John Chamberlain (born in 1927 in Rochester, IN; died in 2011 in New York City) studied at the Art Institute of Chicago and the renowned Black Mountain College. The recipient of numerous awards, Chamberlain was honored with two Guggenheim Fellowships (1966, 1977), the Skowhegan Medal for Sculpture and a Lifetime Achievement Award from the International Sculpture Center in Washington DC (both in 1993), The National Arts Club Award in New York (1997), and the Guild Hall Academy of the Fine Arts, Visual Arts Honoree for the 22nd Annual Lifetime Achievement Award (2007). Chamberlain’s work has been included in numerous international and museum exhibitions, including the 1964 Venice Biennale and in retrospectives at the Museum of Contemporary Art, Los Angeles (1986), and twice at the Solomon R. Guggenheim Museum (1971, 2012). Chamberlain is in many public collections including the Whitney Museum of American Art; the Menil Collection, Houston; the Kunstmuseum Winterthur, Switzerland; and Centre Pompidou, Paris. His sculptures are part of permanent exhibitions at the Chinati Foundation in Marfa, TX, and at Dia:Beacon in upstate New York.
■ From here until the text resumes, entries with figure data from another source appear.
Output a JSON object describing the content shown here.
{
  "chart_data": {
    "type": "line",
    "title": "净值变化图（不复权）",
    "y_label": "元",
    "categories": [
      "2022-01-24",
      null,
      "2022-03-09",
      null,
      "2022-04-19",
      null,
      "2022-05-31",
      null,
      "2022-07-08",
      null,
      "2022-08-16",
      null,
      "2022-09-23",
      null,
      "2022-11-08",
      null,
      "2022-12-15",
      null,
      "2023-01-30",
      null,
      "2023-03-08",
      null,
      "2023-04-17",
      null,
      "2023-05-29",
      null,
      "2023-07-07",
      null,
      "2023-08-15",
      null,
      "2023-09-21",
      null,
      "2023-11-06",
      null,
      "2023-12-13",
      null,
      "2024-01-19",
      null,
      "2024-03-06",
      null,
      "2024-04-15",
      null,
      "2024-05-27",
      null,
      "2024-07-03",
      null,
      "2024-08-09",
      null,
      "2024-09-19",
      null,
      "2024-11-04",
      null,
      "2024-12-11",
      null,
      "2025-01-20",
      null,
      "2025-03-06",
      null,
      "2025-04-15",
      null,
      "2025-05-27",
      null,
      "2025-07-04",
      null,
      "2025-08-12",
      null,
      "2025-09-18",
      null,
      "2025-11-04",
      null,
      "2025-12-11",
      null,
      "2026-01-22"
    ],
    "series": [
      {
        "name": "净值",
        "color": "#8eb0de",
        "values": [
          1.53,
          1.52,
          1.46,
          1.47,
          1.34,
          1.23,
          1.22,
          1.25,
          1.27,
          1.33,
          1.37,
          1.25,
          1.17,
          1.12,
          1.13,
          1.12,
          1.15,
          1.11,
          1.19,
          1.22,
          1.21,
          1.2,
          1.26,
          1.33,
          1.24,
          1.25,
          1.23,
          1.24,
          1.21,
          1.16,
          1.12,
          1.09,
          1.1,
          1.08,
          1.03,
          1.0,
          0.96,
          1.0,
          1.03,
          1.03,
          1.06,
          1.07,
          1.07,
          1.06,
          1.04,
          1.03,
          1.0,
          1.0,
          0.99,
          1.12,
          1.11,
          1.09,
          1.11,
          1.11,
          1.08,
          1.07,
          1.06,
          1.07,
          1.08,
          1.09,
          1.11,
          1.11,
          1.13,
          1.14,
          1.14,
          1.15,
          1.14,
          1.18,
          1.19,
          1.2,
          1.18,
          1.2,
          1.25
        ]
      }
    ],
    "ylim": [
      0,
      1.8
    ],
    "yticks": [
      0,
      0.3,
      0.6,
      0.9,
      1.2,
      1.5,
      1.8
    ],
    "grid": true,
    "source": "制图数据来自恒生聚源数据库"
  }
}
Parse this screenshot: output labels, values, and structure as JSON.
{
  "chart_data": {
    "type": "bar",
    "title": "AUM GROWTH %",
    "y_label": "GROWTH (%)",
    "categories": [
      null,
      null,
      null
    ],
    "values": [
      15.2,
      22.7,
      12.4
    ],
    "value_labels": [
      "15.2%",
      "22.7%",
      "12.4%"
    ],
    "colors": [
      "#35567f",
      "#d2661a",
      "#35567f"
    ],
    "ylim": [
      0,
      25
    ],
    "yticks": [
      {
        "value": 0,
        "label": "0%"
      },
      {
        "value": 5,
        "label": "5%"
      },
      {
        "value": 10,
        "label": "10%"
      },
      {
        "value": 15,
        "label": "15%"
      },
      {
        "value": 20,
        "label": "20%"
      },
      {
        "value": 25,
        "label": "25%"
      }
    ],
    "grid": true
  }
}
Before he transitioned to work in three dimensions, Donald Judd (born in 1928 in Excelsior Springs, MO; died in 1994 in New York City) began as a painter and an art critic, having studied philosophy and art history at Columbia University and painting at the Art Students League. In 1977, Judd established the ideas for the Judd Foundation and in 1986 he founded the Chinati Foundation/La Fundación Chinati. For almost four decades, Judd exhibited extensively throughout the United States, Europe, and Asia with his work in museum collections worldwide including Kunstmuseum Basel, Leeum, Samsung Museum of Art, Seoul, The Metropolitan Museum of Art, New York, Museum Boijmans Van Beuningen, Rotterdam, National Gallery of Art, Washington, DC, Tate Gallery, London, and Tokyo Metropolitan Art Museum, among many others. Major exhibitions of his work include the Whitney Museum of American Art, New York (1968, 1988); the National Gallery of Canada, Ottawa (1975); Stedelijk Van Abbemuseum, Eindhoven (1970, 1987–88); and Tate Modern, London (2004). The Museum of Modern Art, New York will present a major retrospective of his work March 1 to July 11, 2020.